The new issue of the online magazine “Humanising Language Teaching” has just been published. Among its interesting contents, I have found an article written by prof. Y.L. Teresa Ting (University of Calabria), an expert on Content and Language Integrating Learning.  Prof. Ting participated as a lecturer in the training course I organised for my colleagues in January, 2012, and we were really lucky to share our views and experiences of CLIL and bilingual education with her. In this article, she puts forward several issues which are a big concern for those who work in the CLIL world.

To start with, I’d like to comment on the idea that CLIL teachers envision the opportunity of using this approach in their classes as a way of making education better. It is not only teaching through a foreign language, but making learning more exciting and motivating.

A second important issue she is mentioning is related to the meaning of CLIL. I have been part of interesting (and sometimes bitter) discussions on the meaning of this apparently innocent acronym, and my conclusion is that I may doubt about what it is, but I know what it is not, and definitely it is not to teach in  L2 as we will do in L1. Introducing the variable “through a foreign or second language” in the classroom automatically implies a methodological change, if this is not so, opportunities for learning to happen decrease drastically.

I also agree with Prof. Ting in her conception of teachers’ comfort zones. It is true that when you ask a content teacher or a group of content teachers to leave their mother tongues and jump into the adventure of using a foreign language, they feel they are (in Ting’s words) “operating outside the comfort zones”. Although this may seem a disadvantage at the beginning, it rapidly becomes a big advantage, as this situation makes them explore more techniques, resources and materials; more learning and teaching strategies. Also, if the training has been carried out in groups, this feeling of “not being comfortable” creates a sense of unity. Teachers suddenly feel they can learn from the others, and feel more at ease to share and exchange what they are doing. This I can tell from my own experience during all these years training and being trained to become a CLIL teacher 🙂

Last, but not least, prof.
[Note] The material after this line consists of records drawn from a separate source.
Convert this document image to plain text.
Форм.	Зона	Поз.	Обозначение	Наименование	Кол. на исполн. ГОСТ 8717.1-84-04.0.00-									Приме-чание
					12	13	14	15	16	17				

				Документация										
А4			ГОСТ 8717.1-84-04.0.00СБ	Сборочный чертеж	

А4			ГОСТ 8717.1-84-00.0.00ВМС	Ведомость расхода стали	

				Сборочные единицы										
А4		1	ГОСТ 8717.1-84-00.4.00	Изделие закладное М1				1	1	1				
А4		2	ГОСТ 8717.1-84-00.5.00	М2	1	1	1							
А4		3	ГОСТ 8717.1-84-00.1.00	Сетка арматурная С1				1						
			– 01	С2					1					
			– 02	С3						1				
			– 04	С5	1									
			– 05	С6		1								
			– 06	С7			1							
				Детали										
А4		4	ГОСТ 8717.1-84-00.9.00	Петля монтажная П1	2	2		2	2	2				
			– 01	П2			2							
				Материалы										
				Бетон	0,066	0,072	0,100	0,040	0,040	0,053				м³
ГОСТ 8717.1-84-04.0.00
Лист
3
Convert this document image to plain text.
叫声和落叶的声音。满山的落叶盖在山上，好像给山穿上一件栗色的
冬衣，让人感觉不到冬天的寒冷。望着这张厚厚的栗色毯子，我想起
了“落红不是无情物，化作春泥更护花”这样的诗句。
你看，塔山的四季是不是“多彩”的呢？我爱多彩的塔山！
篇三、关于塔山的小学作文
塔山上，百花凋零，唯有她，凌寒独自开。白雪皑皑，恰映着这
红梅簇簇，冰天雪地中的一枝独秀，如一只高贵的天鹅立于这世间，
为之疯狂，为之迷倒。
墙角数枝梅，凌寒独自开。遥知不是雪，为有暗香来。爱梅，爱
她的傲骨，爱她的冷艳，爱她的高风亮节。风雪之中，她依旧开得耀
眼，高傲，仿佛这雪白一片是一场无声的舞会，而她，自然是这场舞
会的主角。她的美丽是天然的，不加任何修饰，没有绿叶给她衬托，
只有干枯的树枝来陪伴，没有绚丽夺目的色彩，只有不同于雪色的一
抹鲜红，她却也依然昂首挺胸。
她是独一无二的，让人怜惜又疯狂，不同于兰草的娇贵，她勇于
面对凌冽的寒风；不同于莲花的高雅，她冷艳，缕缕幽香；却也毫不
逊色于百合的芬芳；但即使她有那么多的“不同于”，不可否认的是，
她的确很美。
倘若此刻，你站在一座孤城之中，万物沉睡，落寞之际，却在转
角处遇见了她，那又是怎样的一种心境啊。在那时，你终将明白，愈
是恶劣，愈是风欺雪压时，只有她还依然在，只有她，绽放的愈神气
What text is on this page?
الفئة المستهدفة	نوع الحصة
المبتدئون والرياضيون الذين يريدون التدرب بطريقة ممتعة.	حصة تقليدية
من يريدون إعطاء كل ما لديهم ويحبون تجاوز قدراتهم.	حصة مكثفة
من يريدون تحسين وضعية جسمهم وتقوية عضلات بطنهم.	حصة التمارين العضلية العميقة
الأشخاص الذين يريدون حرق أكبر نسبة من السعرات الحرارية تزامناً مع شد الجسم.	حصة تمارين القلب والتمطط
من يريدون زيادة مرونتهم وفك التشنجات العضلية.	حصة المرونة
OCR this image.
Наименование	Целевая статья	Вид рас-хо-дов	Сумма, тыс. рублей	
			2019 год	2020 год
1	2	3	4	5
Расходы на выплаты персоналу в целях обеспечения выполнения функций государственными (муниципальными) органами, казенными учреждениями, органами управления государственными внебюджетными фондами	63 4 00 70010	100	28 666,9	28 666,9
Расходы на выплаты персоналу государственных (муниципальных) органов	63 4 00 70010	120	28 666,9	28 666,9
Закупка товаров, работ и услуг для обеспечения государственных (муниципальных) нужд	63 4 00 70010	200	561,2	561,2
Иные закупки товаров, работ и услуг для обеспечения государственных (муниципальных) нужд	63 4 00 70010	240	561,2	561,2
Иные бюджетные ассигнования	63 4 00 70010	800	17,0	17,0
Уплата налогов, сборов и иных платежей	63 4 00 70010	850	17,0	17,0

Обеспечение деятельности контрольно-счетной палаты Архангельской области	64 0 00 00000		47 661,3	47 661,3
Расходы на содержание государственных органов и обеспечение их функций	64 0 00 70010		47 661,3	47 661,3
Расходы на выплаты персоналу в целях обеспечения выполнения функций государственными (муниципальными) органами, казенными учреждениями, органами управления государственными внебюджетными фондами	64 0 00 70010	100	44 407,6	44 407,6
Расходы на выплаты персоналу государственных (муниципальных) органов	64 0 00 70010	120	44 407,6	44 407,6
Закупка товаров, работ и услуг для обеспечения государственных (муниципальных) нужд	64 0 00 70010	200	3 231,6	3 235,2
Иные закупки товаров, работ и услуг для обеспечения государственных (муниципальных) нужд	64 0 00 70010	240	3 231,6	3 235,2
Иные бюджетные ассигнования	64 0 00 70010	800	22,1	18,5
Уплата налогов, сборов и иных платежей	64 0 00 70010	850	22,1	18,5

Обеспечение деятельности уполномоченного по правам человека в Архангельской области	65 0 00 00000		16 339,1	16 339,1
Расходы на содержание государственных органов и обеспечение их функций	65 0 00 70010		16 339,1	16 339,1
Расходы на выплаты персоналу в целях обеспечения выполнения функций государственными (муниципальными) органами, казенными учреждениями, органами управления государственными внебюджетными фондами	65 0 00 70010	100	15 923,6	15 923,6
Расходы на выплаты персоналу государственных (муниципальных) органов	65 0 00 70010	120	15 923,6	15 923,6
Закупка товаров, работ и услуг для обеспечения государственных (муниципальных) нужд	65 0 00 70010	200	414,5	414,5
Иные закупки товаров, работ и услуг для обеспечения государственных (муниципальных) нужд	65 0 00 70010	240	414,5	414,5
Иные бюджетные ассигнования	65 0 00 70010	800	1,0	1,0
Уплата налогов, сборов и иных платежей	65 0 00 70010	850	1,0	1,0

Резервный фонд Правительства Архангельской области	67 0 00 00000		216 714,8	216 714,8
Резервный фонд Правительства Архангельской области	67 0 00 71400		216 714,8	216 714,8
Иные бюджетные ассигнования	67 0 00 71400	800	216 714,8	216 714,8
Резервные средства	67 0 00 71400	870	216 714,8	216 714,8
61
Ting mentions something that I consider dangerous: the situation of EFL teachers and EFL subjects in education. In Spain, most bilingual projects do not offer a different curriculum from mainstream classrooms for the English language subject. Because of this, and in many cases, students have interactive and communicative content lessons in English, but when it comes to study English as a subject, they are again filling the gaps with the present continuous tense. Paradoxically, many students love taking content lessons in English, but hate English as a subject. If we want bilingual education to be fully beneficial for our students, we need to urgently revise the curriculum for the English subjects, and give them a literacy twist. Fostering reading, working on language functions connected with content subjects, carrying out cross-curricular projects, establishing with communication with native speakers…, these could be some of the many activities that an EFL teacher could do in their classes. If CLIL is an opportunity to make learning a little bit more fascinating, why should the English subject be left aside?